If you have $100K, and you think of yourself as being in the speech business, and you view the sanctioned speech as expressing your own ideas -- all of which are true in the MacLean's case -- you would argue the case. You'd get free advertising, support from prestigious media sources, you'd spark debate on a subject you think is important. It's not a terrible way to spend money. It would be contemptible cowardice not to fight back.

But what if the fine were for bringing Steyn to speak at your campus? You have important factions who don't want to bring him in the first place, other factions who don't want trouble, still other factions who affirmatively want to shout down opponents and would welcome an external gag order. The student organization that wants to bring Steyn has 25% turnover per year due to graduation, and can't be relied on to follow a long court case through to its conclusion.

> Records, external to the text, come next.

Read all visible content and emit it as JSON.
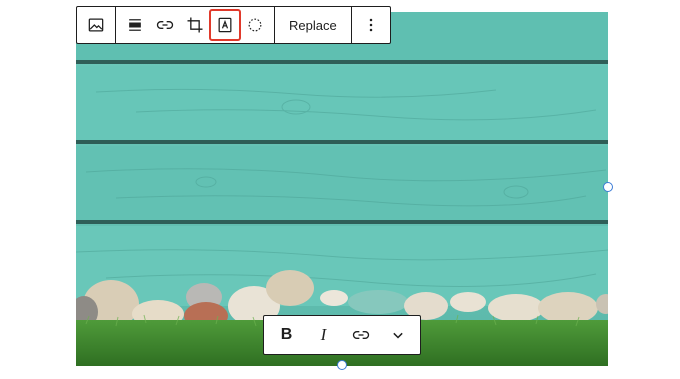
{
  "block_toolbar": {
    "icons": {
      "image": "image-icon",
      "align": "align-icon",
      "link": "link-icon",
      "crop": "crop-icon",
      "text_overlay": "text-overlay-icon",
      "duotone": "duotone-icon",
      "more": "more-vertical-icon"
    },
    "replace_label": "Replace",
    "selected_tool": "text_overlay",
    "highlight_color": "#e0392b"
  },
  "format_toolbar": {
    "bold_label": "B",
    "italic_label": "I",
    "icons": {
      "link": "link-icon",
      "more": "chevron-down-icon"
    }
  },
  "image": {
    "subject": "wood-planks-and-stones",
    "colors": {
      "wood": "#63c2b5",
      "grass": "#3f8a2e"
    }
  },
  "accent_color": "#3b7bd6"
}
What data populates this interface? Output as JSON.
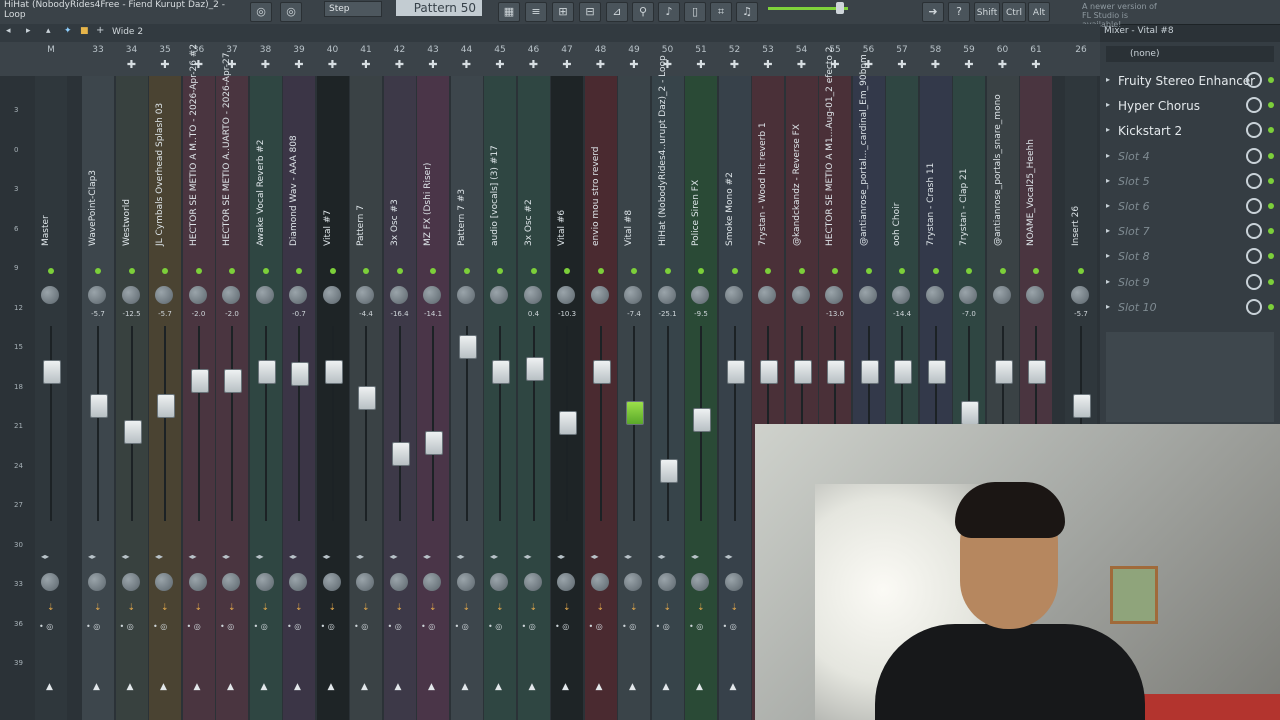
{
  "titlebar": {
    "title_line1": "HiHat (NobodyRides4Free - Fiend Kurupt Daz)_2 -",
    "title_line2": "Loop"
  },
  "toolbar": {
    "step_label": "Step",
    "pattern_label": "Pattern 50",
    "shift_label": "Shift",
    "ctrl_label": "Ctrl",
    "alt_label": "Alt",
    "update_notice": "A newer version of FL Studio is available!"
  },
  "mixer": {
    "preset_label": "Wide 2",
    "panel_title": "Mixer - Vital #8",
    "fx_header": "(none)",
    "fx_slots": [
      {
        "name": "Fruity Stereo Enhancer",
        "empty": false
      },
      {
        "name": "Hyper Chorus",
        "empty": false
      },
      {
        "name": "Kickstart 2",
        "empty": false
      },
      {
        "name": "Slot 4",
        "empty": true
      },
      {
        "name": "Slot 5",
        "empty": true
      },
      {
        "name": "Slot 6",
        "empty": true
      },
      {
        "name": "Slot 7",
        "empty": true
      },
      {
        "name": "Slot 8",
        "empty": true
      },
      {
        "name": "Slot 9",
        "empty": true
      },
      {
        "name": "Slot 10",
        "empty": true
      }
    ],
    "scale_labels": [
      "3",
      "0",
      "3",
      "6",
      "9",
      "12",
      "15",
      "18",
      "21",
      "24",
      "27",
      "30",
      "33",
      "36",
      "39"
    ],
    "tracks": [
      {
        "num": "M",
        "name": "Master",
        "value": "",
        "fader": 0.2,
        "color": "#2f373c"
      },
      {
        "num": "33",
        "name": "WavePoint-Clap3",
        "value": "-5.7",
        "fader": 0.4,
        "color": "#3d464c"
      },
      {
        "num": "34",
        "name": "Westworld",
        "value": "-12.5",
        "fader": 0.55,
        "color": "#38413f"
      },
      {
        "num": "35",
        "name": "JL Cymbals Overhead Splash 03",
        "value": "-5.7",
        "fader": 0.4,
        "color": "#4a4332"
      },
      {
        "num": "36",
        "name": "HECTOR SE METIO A M..TO - 2026-Apr-26 #2",
        "value": "-2.0",
        "fader": 0.25,
        "color": "#4a3540"
      },
      {
        "num": "37",
        "name": "HECTOR SE METIO A..UARTO - 2026-Apr-27",
        "value": "-2.0",
        "fader": 0.25,
        "color": "#4a3540"
      },
      {
        "num": "38",
        "name": "Awake Vocal Reverb #2",
        "value": "",
        "fader": 0.2,
        "color": "#2f4642"
      },
      {
        "num": "39",
        "name": "Diamond Wav - AAA 808",
        "value": "-0.7",
        "fader": 0.21,
        "color": "#3b3546"
      },
      {
        "num": "40",
        "name": "Vital #7",
        "value": "",
        "fader": 0.2,
        "color": "#1e2426"
      },
      {
        "num": "41",
        "name": "Pattern 7",
        "value": "-4.4",
        "fader": 0.35,
        "color": "#3a4245"
      },
      {
        "num": "42",
        "name": "3x Osc #3",
        "value": "-16.4",
        "fader": 0.68,
        "color": "#3d3948"
      },
      {
        "num": "43",
        "name": "MZ FX (Dshi Riser)",
        "value": "-14.1",
        "fader": 0.62,
        "color": "#4a3548"
      },
      {
        "num": "44",
        "name": "Pattern 7 #3",
        "value": "",
        "fader": 0.05,
        "color": "#3d464c"
      },
      {
        "num": "45",
        "name": "audio [vocals] (3) #17",
        "value": "",
        "fader": 0.2,
        "color": "#2f4642"
      },
      {
        "num": "46",
        "name": "3x Osc #2",
        "value": "0.4",
        "fader": 0.18,
        "color": "#2f4642"
      },
      {
        "num": "47",
        "name": "Vital #6",
        "value": "-10.3",
        "fader": 0.5,
        "color": "#1e2426"
      },
      {
        "num": "48",
        "name": "envio mou stro reverd",
        "value": "",
        "fader": 0.2,
        "color": "#4a2a30"
      },
      {
        "num": "49",
        "name": "Vital #8",
        "value": "-7.4",
        "fader": 0.44,
        "color": "#3a4449"
      },
      {
        "num": "50",
        "name": "HiHat (NobodyRides4..urupt Daz)_2 - Loop",
        "value": "-25.1",
        "fader": 0.78,
        "color": "#37444a"
      },
      {
        "num": "51",
        "name": "Police Siren FX",
        "value": "-9.5",
        "fader": 0.48,
        "color": "#2a4a36"
      },
      {
        "num": "52",
        "name": "Smoke Mono #2",
        "value": "",
        "fader": 0.2,
        "color": "#37414a"
      },
      {
        "num": "53",
        "name": "7rystan - Wood hit reverb 1",
        "value": "",
        "fader": 0.2,
        "color": "#4a3038"
      },
      {
        "num": "54",
        "name": "@kandckandz - Reverse FX",
        "value": "",
        "fader": 0.2,
        "color": "#4a3038"
      },
      {
        "num": "55",
        "name": "HECTOR SE METIO A M1...Aug-01_2 efecto 2",
        "value": "-13.0",
        "fader": 0.2,
        "color": "#4a3038"
      },
      {
        "num": "56",
        "name": "@antianrose_portal..._cardinal_Em_90bpm",
        "value": "",
        "fader": 0.2,
        "color": "#33394a"
      },
      {
        "num": "57",
        "name": "ooh Choir",
        "value": "-14.4",
        "fader": 0.2,
        "color": "#2f4642"
      },
      {
        "num": "58",
        "name": "7rystan - Crash 11",
        "value": "",
        "fader": 0.2,
        "color": "#33394a"
      },
      {
        "num": "59",
        "name": "7rystan - Clap 21",
        "value": "-7.0",
        "fader": 0.44,
        "color": "#2f4642"
      },
      {
        "num": "60",
        "name": "@antianrose_portals_snare_mono",
        "value": "",
        "fader": 0.2,
        "color": "#3a4245"
      },
      {
        "num": "61",
        "name": "NOAME_Vocal25_Heehh",
        "value": "",
        "fader": 0.2,
        "color": "#4a3540"
      },
      {
        "num": "26",
        "name": "Insert 26",
        "value": "-5.7",
        "fader": 0.4,
        "color": "#2f373c"
      }
    ]
  }
}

Is there any doubt that there would be a strong incentive to knuckle under?

Even with a guaranteed victory, a court case is long, expensive, controversial and emotionally damaging. For something as basic as free speech, you need to keep these kinds of cases out of court. The sheer hassle of defending your rights can have a chilling effect.

Posted by: An astonished reader | Jun 13, 2008 9:24:46 AM

Prof. Hills suffers from the disability of being clever without being wise.

Posted by: wurly | Jun 13, 2008 8:42:59 AM

This is your argument... as long as people mind their manners, everything's fine? You are a writer and an educator. What the hell are you thinking?

Posted by: knoxwhirled | Jun 13, 2008 8:26:19 AM

But it is hard to believe that any substantial publisher (e.g., a university, a newspaper, a major publishing house) would be “chilled” by 100k in attorneys’ fees into caving to an unjust cease-and-desist order.

Freedom of speech is now only for the rich and powerful, eh? I guess it's time for us little people to start learning our place.

Posted by: Paco Wové | Jun 13, 2008 7:51:35 AM

"Shed for a moment, your Yankee libertarian prejudices.."

Hey! I got your Yankee libertarian prejudices. Right here. Hanging.

Shed this, pal.

Our national history is a long, bloody trail of men who have died to maintain the rights of idiots and others (yourself included) to mumble nonsense.

I honestly suggest that if you want someone to start shedding prejudices you walk the walk before you talk.

Posted by: paul a'barge | Jun 13, 2008 7:38:37 AM

"Shed for a moment, your Yankee libertarian prejudices and consider: Would the loss of (say) Don Imus’ vulgar radio patter be a terrible defeat for liberal society?"

The problem is that you're exhorting us to step back from one set of prejudices while maintaining without question another, equally arbitrary set - the set that says civility is worthwhile and that vulgar radio patter or racist speech is not worthwhile. The whole point of the libertarian philosophy is that there are people as strongly convinced of the deep worth and value of racist and inflammatory hate speech as you are convinced of its dangers. The most intellectually honest way (IMHO) to deal with the juxtaposition of those two value systems in our society is to simply step back and refrain from putting one above the other when it comes to legal protection.

To me, this reads like you're missing "the point" of freedom of speech. I grant that I'm not convinced that American freedom of expression actually creates a "better" society in a practical sense, because I also value civility as you do. But I value freedom more. I don't think it makes sense to say "forget about which of your values is more important and tell me if doing [X] would create a better society" because my ability to assess what makes a "better" society is dependent on which things I value more.